The least compelling case in this book is Embry’s conclusion that there were no differences in the economic roles of polygamous and monogamous wives. The chart Embry provides comparing both groups reveals a very small sample of monogamous women. A change of only three outside salaried monogamous women (widows) would have resulted in a great percentage difference (p. 96). Besides, are widows and outside salaried polygamous wives interchangeable? Furthermore, Embry’s figures reveal a significant increase in the use of “home skills” by polygamous wives to raise money. Added to Embry’s later observation that “polygamous homes were usually separate, each wife . . . responsible for her own household and her own children” (p. 169), this information leads to a contradictory conclusion. We need not argue that plural wives were economically independent, but certainly home skills used to make money for a woman often alone with her own children differ from similar activities when the father is always present. Evidence from both the chart and from the nature of the living arrangements suggests dynamic differences between polygamous and monogamous homes. Recognizing that economic independence for women was not an appropriate Victorian ideal and that interviewees reporting here had a preconceived image of “father as breadwinner,” it is possible to differ with Embry’s conclusions.

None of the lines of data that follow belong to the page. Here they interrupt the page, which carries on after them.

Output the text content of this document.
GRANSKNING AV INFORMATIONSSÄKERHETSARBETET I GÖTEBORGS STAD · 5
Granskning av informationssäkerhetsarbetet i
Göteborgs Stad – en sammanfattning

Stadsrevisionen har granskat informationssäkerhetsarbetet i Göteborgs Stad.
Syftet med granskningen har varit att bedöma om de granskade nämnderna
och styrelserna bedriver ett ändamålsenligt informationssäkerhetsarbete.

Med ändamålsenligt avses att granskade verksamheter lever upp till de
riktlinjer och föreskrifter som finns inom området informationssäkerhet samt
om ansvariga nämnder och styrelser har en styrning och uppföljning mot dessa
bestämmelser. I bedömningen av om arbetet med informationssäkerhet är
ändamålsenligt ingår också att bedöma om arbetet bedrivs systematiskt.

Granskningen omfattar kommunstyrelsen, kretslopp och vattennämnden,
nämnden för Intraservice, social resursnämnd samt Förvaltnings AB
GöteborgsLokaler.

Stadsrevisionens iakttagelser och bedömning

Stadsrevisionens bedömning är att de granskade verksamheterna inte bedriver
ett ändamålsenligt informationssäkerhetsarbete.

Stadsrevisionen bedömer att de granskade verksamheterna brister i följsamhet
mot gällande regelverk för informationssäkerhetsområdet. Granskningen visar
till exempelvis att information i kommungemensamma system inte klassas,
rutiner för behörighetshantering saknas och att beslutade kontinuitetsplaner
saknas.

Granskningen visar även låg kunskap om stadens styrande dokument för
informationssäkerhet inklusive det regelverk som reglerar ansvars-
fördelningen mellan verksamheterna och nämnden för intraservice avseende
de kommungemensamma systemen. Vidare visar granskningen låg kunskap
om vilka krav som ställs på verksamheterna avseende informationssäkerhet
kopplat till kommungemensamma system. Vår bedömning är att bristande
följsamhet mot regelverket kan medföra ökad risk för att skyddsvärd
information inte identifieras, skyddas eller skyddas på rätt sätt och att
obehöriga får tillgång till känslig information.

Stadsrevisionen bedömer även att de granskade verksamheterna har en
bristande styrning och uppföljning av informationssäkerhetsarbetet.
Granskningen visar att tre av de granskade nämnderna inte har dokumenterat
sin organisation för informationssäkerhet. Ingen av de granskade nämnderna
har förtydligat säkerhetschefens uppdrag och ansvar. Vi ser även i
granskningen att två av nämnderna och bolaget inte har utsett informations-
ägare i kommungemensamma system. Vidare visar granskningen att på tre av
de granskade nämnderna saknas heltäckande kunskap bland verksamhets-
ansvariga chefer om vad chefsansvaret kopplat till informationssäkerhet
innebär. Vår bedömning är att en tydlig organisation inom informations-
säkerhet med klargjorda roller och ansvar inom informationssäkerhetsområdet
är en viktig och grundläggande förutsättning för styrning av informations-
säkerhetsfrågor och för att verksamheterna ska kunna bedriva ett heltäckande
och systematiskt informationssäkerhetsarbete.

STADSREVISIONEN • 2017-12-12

Returning to the historiography of slavery for some perspective, other limitations to Embry’s methodology become apparent. When the controversial study Time on the Cross (Fogel and Engerman 1974) was written, scholars noted that its statistical information raised some interesting points, but in no way replaced the anecdotal material already assembled. Similarly the available quantification of responses in Embry’s study of Mormon polygamous families often only partially answers vital questions. While the author can give us the frequency of certain living arrangements for these families, she very honestly notes that “what cannot be determined with any certainty is the degree to which decisions about these matters were made solely by the husband or by the husband in consultation with one wife or with all of his wives” (p. 87). Without knowing this, we cannot really understand the essence of these marriages.

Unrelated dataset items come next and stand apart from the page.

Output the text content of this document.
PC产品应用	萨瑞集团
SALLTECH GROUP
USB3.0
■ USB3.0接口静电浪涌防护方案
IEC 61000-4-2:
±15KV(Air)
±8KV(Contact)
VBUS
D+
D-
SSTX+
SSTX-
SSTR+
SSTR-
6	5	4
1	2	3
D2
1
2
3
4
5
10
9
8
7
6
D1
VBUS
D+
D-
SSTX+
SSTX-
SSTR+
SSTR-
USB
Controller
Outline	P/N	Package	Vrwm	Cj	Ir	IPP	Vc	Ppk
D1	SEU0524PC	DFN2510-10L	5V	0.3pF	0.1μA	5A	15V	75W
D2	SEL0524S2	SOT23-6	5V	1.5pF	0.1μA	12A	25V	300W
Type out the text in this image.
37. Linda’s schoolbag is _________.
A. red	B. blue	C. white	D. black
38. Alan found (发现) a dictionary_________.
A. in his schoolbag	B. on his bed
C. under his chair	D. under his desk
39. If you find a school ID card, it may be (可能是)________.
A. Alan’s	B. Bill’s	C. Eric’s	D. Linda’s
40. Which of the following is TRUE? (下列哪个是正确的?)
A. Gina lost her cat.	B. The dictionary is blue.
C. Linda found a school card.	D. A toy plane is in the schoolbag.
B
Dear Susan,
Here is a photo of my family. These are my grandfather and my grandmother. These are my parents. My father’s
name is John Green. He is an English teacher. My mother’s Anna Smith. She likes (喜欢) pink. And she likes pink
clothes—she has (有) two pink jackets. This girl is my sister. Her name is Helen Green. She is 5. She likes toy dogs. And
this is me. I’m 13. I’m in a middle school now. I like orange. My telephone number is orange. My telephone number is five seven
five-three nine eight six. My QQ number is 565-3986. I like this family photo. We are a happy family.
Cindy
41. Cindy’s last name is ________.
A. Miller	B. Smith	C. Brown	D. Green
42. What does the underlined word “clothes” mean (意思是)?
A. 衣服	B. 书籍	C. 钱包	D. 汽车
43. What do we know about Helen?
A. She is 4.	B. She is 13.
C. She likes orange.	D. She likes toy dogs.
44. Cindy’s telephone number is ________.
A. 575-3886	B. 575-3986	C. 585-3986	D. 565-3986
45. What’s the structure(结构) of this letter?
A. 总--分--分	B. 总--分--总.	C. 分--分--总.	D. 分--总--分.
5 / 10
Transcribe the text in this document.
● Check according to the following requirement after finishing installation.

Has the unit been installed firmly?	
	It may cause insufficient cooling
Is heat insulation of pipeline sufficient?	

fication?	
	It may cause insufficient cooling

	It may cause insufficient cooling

Embry’s meticulous scholarship helps us to appreciate the individual diversity of polygamous families. Often the very richness of her anecdotal examples support opponents of her views who argue for the increased independence of polygamous wives. Her examples stimulate readers to new questions and conclusions. For example, the polygamous families she describes were not always accepted by their monogamous Mormon neighbors. Early in the book, a plural wife on the “underground” describes hiding from visiting ward teachers (p. 20). Later, a child from a plural family reports that “we were called bastards by some Mormon people” (p. 190).

Both of these incidents lead interested readers to wonder about the attitudes, perceptions, and tensions that existed between polygamous and monogamous Mormons. It would have been an interesting question to include in the interviews.

Despite the limitations of the interview data and some of the inconclusiveness of the central thesis, this is an important study, an indispensable starting point for students of Mormon history and of interest to the widest of reading publics.

Mormon Polygamous Families: Life in the Principle by Jessie L. Embry. (Salt Lake City: University of Utah Press, 1987), xvii, 238 pp., $19.95.